The movement for ever-expanding rights is increasingly unpersuasive to many Americans when it is disconnected from wrongs—from tangible signs of abuse and discrimination.
Pricing sick people out of insurance coverage is abuse. It will make them go to the doctor less often, meaning less early detection and more early death.
And discrimination against sick people is as morally wrong as discrimination against people because of the color of their skin. High-risk pools are American Sowetos in a system of medical apartheid.
If Democrats can make this about discrimination against millions of Americans, they will crystallize the issue and re-take the Congress in 2018.
The latest betting is that the new version of Trumpcare—which would, like the old bill, throw 24 million Americans off health insurance— will fall short. The old plan was supported by a paltry 17 percent of the public before it was withdrawn in March and this one is harsher and more hypocritical. It’s especially hard on those age 40 to 65—many of them Trump voters—who can now be charged premiums five times as high as those of younger people, instead of the three-to-one ratio in the earlier GOP bill. We’re told none of this augers well for passage.
I’m not so sure. The White House and GOP-controlled Congress desperately need a win to show the conservative base they can deliver. They also need the money saved from throwing millions off of coverage to help fund their tax cuts for the wealthy.

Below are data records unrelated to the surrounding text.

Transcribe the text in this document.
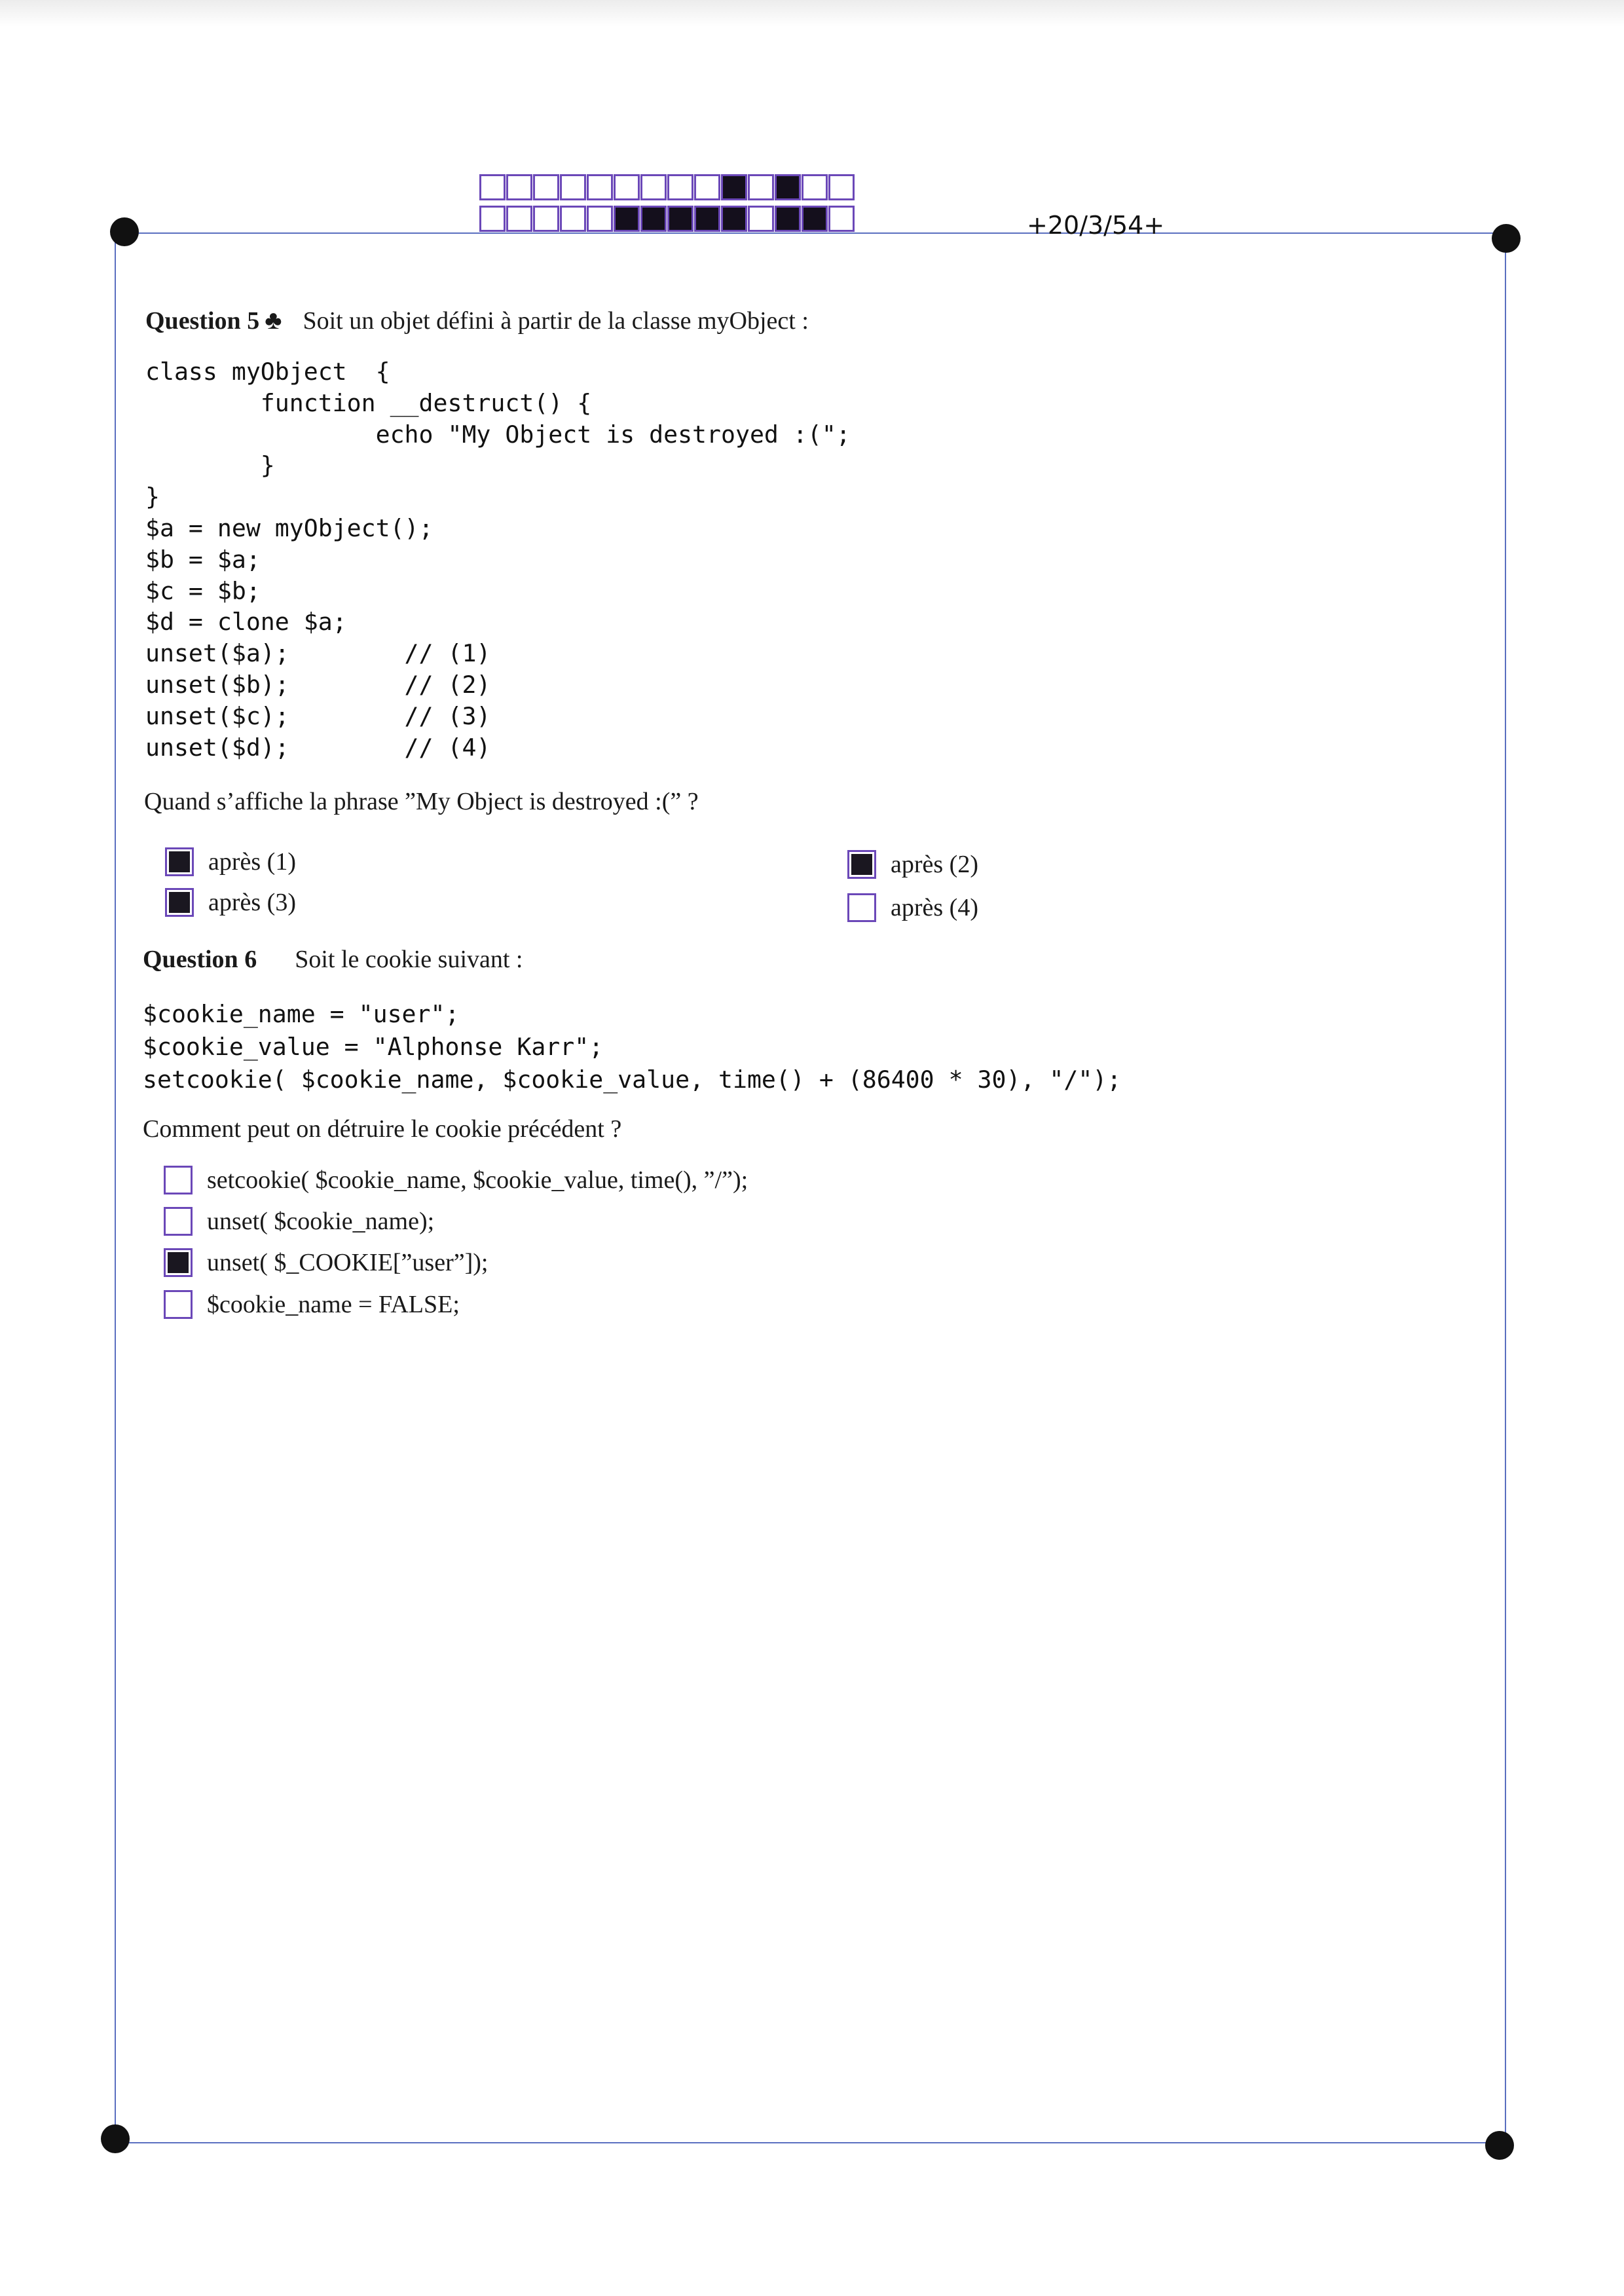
+20/3/54+
Question 5 ♣ Soit un objet défini à partir de la classe myObject :
class myObject  {
function __destruct() {
echo "My Object is destroyed :(";
}
}
$a = new myObject();
$b = $a;
$c = $b;
$d = clone $a;
unset($a);        // (1)
unset($b);        // (2)
unset($c);        // (3)
unset($d);        // (4)
Quand s’affiche la phrase ”My Object is destroyed :(” ?
après (1)	après (2)
après (3)	après (4)
Question 6 Soit le cookie suivant :
$cookie_name = "user";
$cookie_value = "Alphonse Karr";
setcookie( $cookie_name, $cookie_value, time() + (86400 * 30), "/");
Comment peut on détruire le cookie précédent ?
setcookie( $cookie_name, $cookie_value, time(), ”/”);
unset( $cookie_name);
unset( $_COOKIE[”user”]);
$cookie_name = FALSE;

Few have noticed that the fate of tax reform—the only thing that unites the whole GOP— is tied up with that of Trumpcare.
In the House, where the deal with the Freedom Caucus has given the bill new life, some moderates may now defect. But others—like Rep. Rodney Frelinghuysen, chairman of the House Appropriations Committee and thus influential with colleagues—have moved from opposition back toward support.
It’s widely assumed that the Senate wouldn’t back the House version. But that hardly kills the bill. The momentum created by House passage might well force the Republican-controlled Senate to produce some kind of legislation. A handpicked House-Senate conference committee would then likely compromise on a final version that would, without question, be worse for those with preexisting conditions than the status quo.
According to his father, little Billy Kimmel looks like he’s going to be OK. But the future of his health insurance is in doubt. The same goes for the rest of us who have faced health challenges at some point in our lives.